SUMMARY OF THE INVENTION
The present invention provides a thiolated polymer gel with intestinal absorption barrier, comprising a natural macromolecule (polymer) that has been modified through thiolation, and uses thereof creating intestinal absorption barriers, aiding in weight loss, managing diabetes, and addressing metabolic syndrome as a thiolated polymer gel.
The present invention provides a thiolated polymer gel with intestinal absorption barrier, comprising sodium alginate that is dissolved in water. Thioglycolic acid (TGA) is added to the sodium alginate solution under acidic environment at pH 2 and at a temperature range of 70-90° C., creating a mixture. The mixture is then poured into 95% ethanol, resulting in the precipitation of the mixture, which becomes thiolated alginate (TA). Thiolated alginate (TA) is derived from introducing thiol groups to modify sodium alginate. The thiol groups in thiolated alginate (TA) can undergo redox reactions with thiol groups present on the mucosal layer of the gastrointestinal system, forming reversible disulfide bonds. This allows the material to stay on the mucosal layer of the gastrointestinal system for an extended period without causing excessive accumulation in the body. Furthermore, the thiolated polymer gel can serve as a temporary physical absorption barrier between the gastrointestinal system and food nutrients to reduce the absorption of food nutrients in the gastrointestinal system.

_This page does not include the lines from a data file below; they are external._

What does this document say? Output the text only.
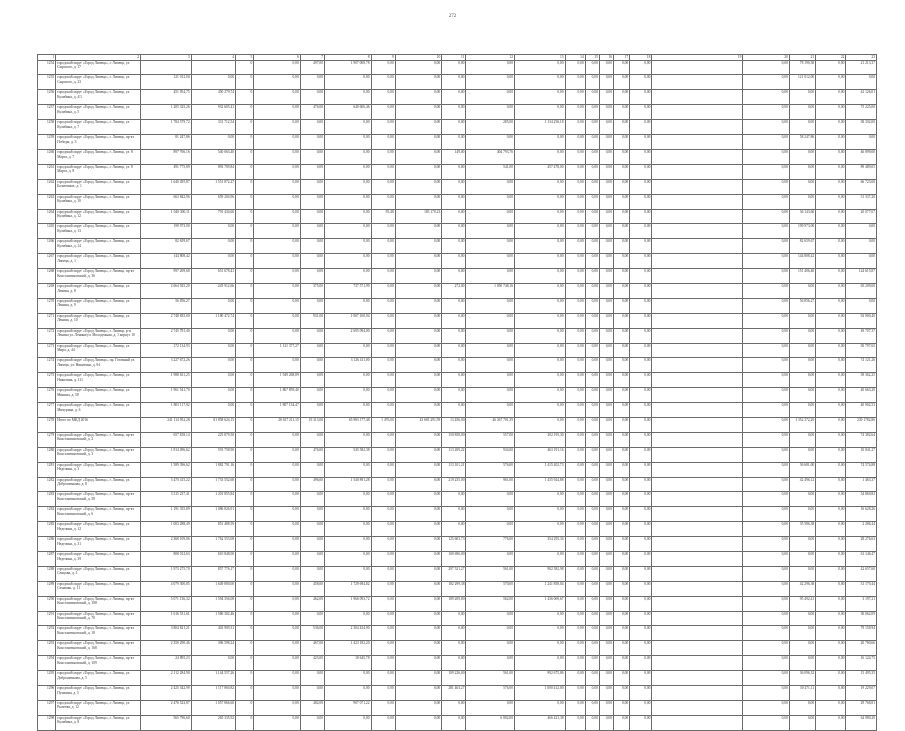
272
1	2	3	4	5	6	7	8	9	10	11	12	13	14	15	16	17	18	19	20	21	22	23
1254	городской округ «Город Липецк», г. Липецк, ул. Сырского, д. 17			0	0,00	497,00	1 907 008,78	0,00	0,00	0,00	0,00	0,00	0,00	0,00	0,00	0,00	0,00		0,00	78 190,38	0,00	21 213,37
1255	городской округ «Город Липецк», г. Липецк, ул. Сырского, д. 23	121 012,00	0,00	0	0,00	0,00	0,00	0,00	0,00	0,00	0,00	0,00	0,00	0,00	0,00	0,00	0,00		0,00	121 012,00	0,00	0,00
1256	городской округ «Город Липецк», г. Липецк, ул. Кулибина, д. 4/1	451 954,75	450 279,74	0	0,00	0,00	0,00	0,00	0,00	0,00	0,00	0,00	0,00	0,00	0,00	0,00	0,00		0,00	0,00	0,00	42 126,01
1257	городской округ «Город Липецк», г. Липецк, ул. Кулибина, д. 5	1 205 325,26	932 605,41	0	0,00	476,00	640 606,46	0,00	0,00	0,00	0,00	0,00	0,00	0,00	0,00	0,00	0,00		0,00	0,00	0,00	75 225,00
1258	городской округ «Город Липецк», г. Липецк, ул. Кулибина, д. 7	1 784 579,72	331 712,54	0	0,00	0,00	0,00	0,00	0,00	0,00	285,00	1 134 256,18	0,00	0,00	0,00	0,00	0,00		0,00	0,00	0,00	38 302,00
1259	городской округ «Город Липецк», г. Липецк, пр-кт Победы, д. 3	81 247,86	0,00	0	0,00	0,00	0,00	0,00	0,00	0,00	0,00	0,00	0,00	0,00	0,00	0,00	0,00		0,00	58 247,86	0,00	0,00
1260	городской округ «Город Липецк», г. Липецк, ул. 8 Марта, д. 7	897 766,16	540 063,40	0	0,00	0,00	0,00	0,00	0,00	149,00	404 793,76	0,00	0,00	0,00	0,00	0,00	0,00		0,00	0,00	0,00	46 899,00
1261	городской округ «Город Липецк», г. Липецк, ул. 8 Марта, д. 8	491 775,89	893 709,84	0	0,00	0,00	0,00	0,00	0,00	0,00	541,00	457 478,00	0,00	0,00	0,00	0,00	0,00		0,00	0,00	0,00	89 489,05
1262	городской округ «Город Липецк», г. Липецк, ул. Балмочных, д. 1	1 640 495,87	1 551 872,27	0	0,00	0,00	0,00	0,00	0,00	0,00	0,00	0,00	0,00	0,00	0,00	0,00	0,00		0,00	0,00	0,00	66 723,00
1263	городской округ «Город Липецк», г. Липецк, ул. Кулибина, д. 10	663 842,96	659 204,96	0	0,00	0,00	0,00	0,00	0,00	0,00	0,00	0,00	0,00	0,00	0,00	0,00	0,00		0,00	0,00	0,00	51 337,20
1264	городской округ «Город Липецк», г. Липецк, ул. Кулибина, д. 12	1 040 300,11	791 434,60	0	0,00	0,00	0,00	95,48	183 170,23	0,00	0,00	0,00	0,00	0,00	0,00	0,00	0,00		0,00	36 143,60	0,00	20 077,07
1265	городской округ «Город Липецк», г. Липецк, ул. Кулибина, д. 13	199 973,00	0,00	0	0,00	0,00	0,00	0,00	0,00	0,00	0,00	0,00	0,00	0,00	0,00	0,00	0,00		0,00	199 973,00	0,00	0,00
1266	городской округ «Город Липецк», г. Липецк, ул. Кулибина, д. 14	82 659,67	0,00	0	0,00	0,00	0,00	0,00	0,00	0,00	0,00	0,00	0,00	0,00	0,00	0,00	0,00		0,00	82 659,67	0,00	0,00
1267	городской округ «Город Липецк», г. Липецк, ул. Липецк, д. 1	144 808,42	0,00	0	0,00	0,00	0,00	0,00	0,00	0,00	0,00	0,00	0,00	0,00	0,00	0,00	0,00		0,00	144 808,42	0,00	0,00
1268	городской округ «Город Липецк», г. Липецк, пр-кт Константиновский, д. 36	997 269,68	651 678,41	0	0,00	0,00	0,00	0,00	0,00	0,00	0,00	0,00	0,00	0,00	0,00	0,00	0,00		0,00	151 406,40	0,00	124 615,87
1269	городской округ «Город Липецк», г. Липецк, ул. Ленина, д. 8	2 664 925,20	245 912,66	0	0,00	375,00	737 571,99	0,00	0,00	272,00	1 050 748,16	0,00	0,00	0,00	0,00	0,00	0,00		0,00	0,00	0,00	65 209,00
1270	городской округ «Город Липецк», г. Липецк, ул. Ленина, д. 9	56 856,27	0,00	0	0,00	0,00	0,00	0,00	0,00	0,00	0,00	0,00	0,00	0,00	0,00	0,00	0,00		0,00	56 856,27	0,00	0,00
1271	городской округ «Город Липецк», г. Липецк, ул. Ленина, д. 10	2 748 835,00	1 180 472,74	0	0,00	931,00	1 067 100,94	0,00	0,00	0,00	0,00	0,00	0,00	0,00	0,00	0,00	0,00		0,00	0,00	0,00	92 900,40
1272	городской округ «Город Липецк», г. Липецк, р-н Ленина ул. Ленина/ул. Молодежная, д. 1 корпус 10	2 745 781,40	0,00	0	0,00	0,00	2 695 094,00	0,00	0,00	0,00	0,00	0,00	0,00	0,00	0,00	0,00	0,00		0,00	0,00	0,00	49 707,37
1273	городской округ «Город Липецк», г. Липецк, ул. Мира, д. 44	172 134,93	0,00	0	1 121 377,27	0,00	0,00	0,00	0,00	0,00	0,00	0,00	0,00	0,00	0,00	0,00	0,00		0,00	0,00	0,00	50 797,65
1274	городской округ «Город Липецк», пр. Готовный ул. Липецк, ул. Никитина, д. 94	3 227 672,26	0,00	0	0,00	0,00	3 126 411,00	0,00	0,00	0,00	0,00	0,00	0,00	0,00	0,00	0,00	0,00		0,00	0,00	0,00	74 121,26
1275	городской округ «Город Липецк», г. Липецк, ул. Никитина, д. 111	1 988 631,25	0,00	0	1 949 268,89	0,00	0,00	0,00	0,00	0,00	0,00	0,00	0,00	0,00	0,00	0,00	0,00		0,00	0,00	0,00	39 362,25
1276	городской округ «Город Липецк», г. Липецк, ул. Минина, д. 58	1 961 541,70	0,00	0	1 867 859,40	0,00	0,00	0,00	0,00	0,00	0,00	0,00	0,00	0,00	0,00	0,00	0,00		0,00	0,00	0,00	40 663,20
1277	городской округ «Город Липецк», г. Липецк, ул. Мичурина, д. 6	1 803 117,92	0,00	0	1 807 134,47	0,00	0,00	0,00	0,00	0,00	0,00	0,00	0,00	0,00	0,00	0,00	0,00		0,00	0,00	0,00	40 902,53
1278	Итого по МКД 2016	241 114 952,28	81 858 624,15	0	28 637 211,15	19 313,00	65 983 177,48	1 476,00	43 681 291,59	13 456,00	46 367 701,39	0,00	0,00	0,00	0,00	0,00	0,00		0,00	1 352 372,20	0,00	239 1782,86
1279	городской округ «Город Липецк», г. Липецк, пр-кт Константиновский, д. 2	657 818,14	225 879,50	0	0,00	0,00	0,00	0,00	0,00	150 858,00	557,00	302 195,30	0,00	0,00	0,00	0,00	0,00		0,00	0,00	0,00	74 382,64
1280	городской округ «Город Липецк», г. Липецк, пр-кт Константиновский, д. 3	1 814 496,62	591 758,90	0	0,00	476,00	545 582,38	0,00	0,00	113 209,22	934,00	463 191,16	0,00	0,00	0,00	0,00	0,00		0,00	0,00	0,00	10 841,27
1281	городской округ «Город Липецк», г. Липецк, ул. Неделина, д. 3	1 589 396,62	1 882 791,16	0	0,00	0,00	0,00	0,00	0,00	113 101,21	576,00	1 415 202,73	0,00	0,00	0,00	0,00	0,00		0,00	36 681,00	0,00	74 574,88
1282	городской округ «Город Липецк», г. Липецк, ул. Доброшенкова, д. 8	3 470 415,22	1 733 552,68	0	0,00	496,00	1 540 891,28	0,00	0,00	219 235,00	961,00	1 435 924,88	0,00	0,00	0,00	0,00	0,00		0,00	42 496,12	0,00	1 463,37
1283	городской округ «Город Липецк», г. Липецк, пр-кт Константиновский, д. 58	3 315 237,41	1 201 855,84	0	0,00	0,00	0,00	0,00	0,00	0,00	0,00	0,00	0,00	0,00	0,00	0,00	0,00		0,00	0,00	0,00	54 860,82
1284	городской округ «Город Липецк», г. Липецк, пр-кт Константиновский, д. 6	1 191 355,89	1 086 826,91	0	0,00	0,00	0,00	0,00	0,00	0,00	0,00	0,00	0,00	0,00	0,00	0,00	0,00		0,00	0,00	0,00	16 628,26
1285	городской округ «Город Липецк», г. Липецк, ул. Неделина, д. 12	1 003 288,49	851 488,59	0	0,00	0,00	0,00	0,00	0,00	0,00	0,00	0,00	0,00	0,00	0,00	0,00	0,00		0,00	35 586,38	0,00	2 286,44
1286	городской округ «Город Липецк», г. Липецк, ул. Неделина, д. 31	2 368 109,06	1 762 553,08	0	0,00	0,00	0,00	0,00	0,00	125 603,73	776,00	354 295,34	0,00	0,00	0,00	0,00	0,00		0,00	0,00	0,00	28 276,63
1287	городской округ «Город Липецк», г. Липецк, ул. Неделина, д. 39	808 012,63	610 848,00	0	0,00	0,00	0,00	0,00	0,00	100 696,00	0,00	0,00	0,00	0,00	0,00	0,00	0,00		0,00	0,00	0,00	61 146,47
1288	городской округ «Город Липецк», г. Липецк, ул. Сенцова, д. 3	1 973 275,70	857 776,17	0	0,00	0,00	0,00	0,00	0,00	297 521,27	561,00	902 582,98	0,00	0,00	0,00	0,00	0,00		0,00	0,00	0,00	42 657,60
1289	городской округ «Город Липецк», г. Липецк, ул. Семашко, д. 11	4 079 300,85	1 649 800,00	0	0,00	458,00	1 729 694,82	0,00	0,00	182 299,38	570,00	1 241 858,04	0,00	0,00	0,00	0,00	0,00		0,00	42 296,38	0,00	31 170,44
1290	городской округ «Город Липецк», г. Липецк, пр-кт Константиновский, д. 108	5 071 136,32	1 594 356,08	0	0,00	462,00	1 966 093,72	0,00	0,00	189 209,80	562,00	1 436 069,67	0,00	0,00	0,00	0,00	0,00		0,00	95 492,41	0,00	3 197,21
1291	городской округ «Город Липецк», г. Липецк, пр-кт Константиновский, д. 70	1 616 531,61	1 586 302,46	0	0,00	0,00	0,00	0,00	0,00	0,00	0,00	0,00	0,00	0,00	0,00	0,00	0,00		0,00	0,00	0,00	30 062,09
1292	городской округ «Город Липецк», г. Липецк, пр-кт Константиновский, д. 18	3 804 821,21	403 909,31	0	0,00	536,00	2 304 434,90	0,00	0,00	0,00	0,00	0,00	0,00	0,00	0,00	0,00	0,00		0,00	0,00	0,00	79 158,94
1293	городской округ «Город Липецк», г. Липецк, пр-кт Константиновский, д. 168	2 350 290,46	396 598,24	0	0,00	467,00	1 423 182,20	0,00	0,00	0,00	0,00	0,00	0,00	0,00	0,00	0,00	0,00		0,00	0,00	0,00	20 780,66
1294	городской округ «Город Липецк», г. Липецк, пр-кт Константиновский, д. 109	24 895,23	0,00	0	0,00	423,00	18 645,78	0,00	0,00	0,00	0,00	0,00	0,00	0,00	0,00	0,00	0,00		0,00	0,00	0,00	16 124,75
1295	городской округ «Город Липецк», г. Липецк, ул. Доброшенкова, д. 5	2 112 284,90	1 144 557,26	0	0,00	0,00	0,00	0,00	0,00	109 226,00	561,00	992 675,86	0,00	0,00	0,00	0,00	0,00		0,00	36 096,32	0,00	15 495,35
1296	городской округ «Город Липецк», г. Липецк, ул. Пушкина, д. 5	2 425 342,99	1 117 860,82	0	0,00	0,00	0,00	0,00	0,00	281 463,27	576,00	1 000 412,00	0,00	0,00	0,00	0,00	0,00		0,00	30 471,11	0,00	19 229,07
1297	городской округ «Город Липецк», г. Липецк, ул. Рылеева, д. 12	2 476 523,87	1 057 866,60	0	0,00	482,00	907 071,22	0,00	0,00	0,00	0,00	0,00	0,00	0,00	0,00	0,00	0,00		0,00	0,00	0,00	29 768,81
1298	городской округ «Город Липецк», г. Липецк, ул. Кулибина, д. 8	565 796,60	265 335,92	0	0,00	0,00	0,00	0,00	0,00	0,00	6 802,00	466 421,38	0,00	0,00	0,00	0,00	0,00		0,00	0,00	0,00	64 980,20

The present invention provides a thiolated polymer gel with intestinal absorption barrier, wherein the thiolated alginate (TA) is freeze-dried and stored at 4° C. for future use.
The present invention provides a thiolated polymer gel with intestinal absorption barrier, wherein the thioglycolic acid (TGA) is added to the sodium alginate, dissolved in water under acidic conditions (pH 2) at a temperature range of 70-90° C.
The present invention provides a method of using the thiolated polymer gel with intestinal absorption barrier, which comprises administering a reactant carrier that contains the thiolated polymer gel with intestinal absorption barrier to a subject, wherein the reactant carrier is formed using thiolated alginate (TA), and can be in at least one of the following forms: chewing gum, granulated candy, granulated chocolate, granulated biscuit, pellet, tablet, capsule, powder, or gel food pouch.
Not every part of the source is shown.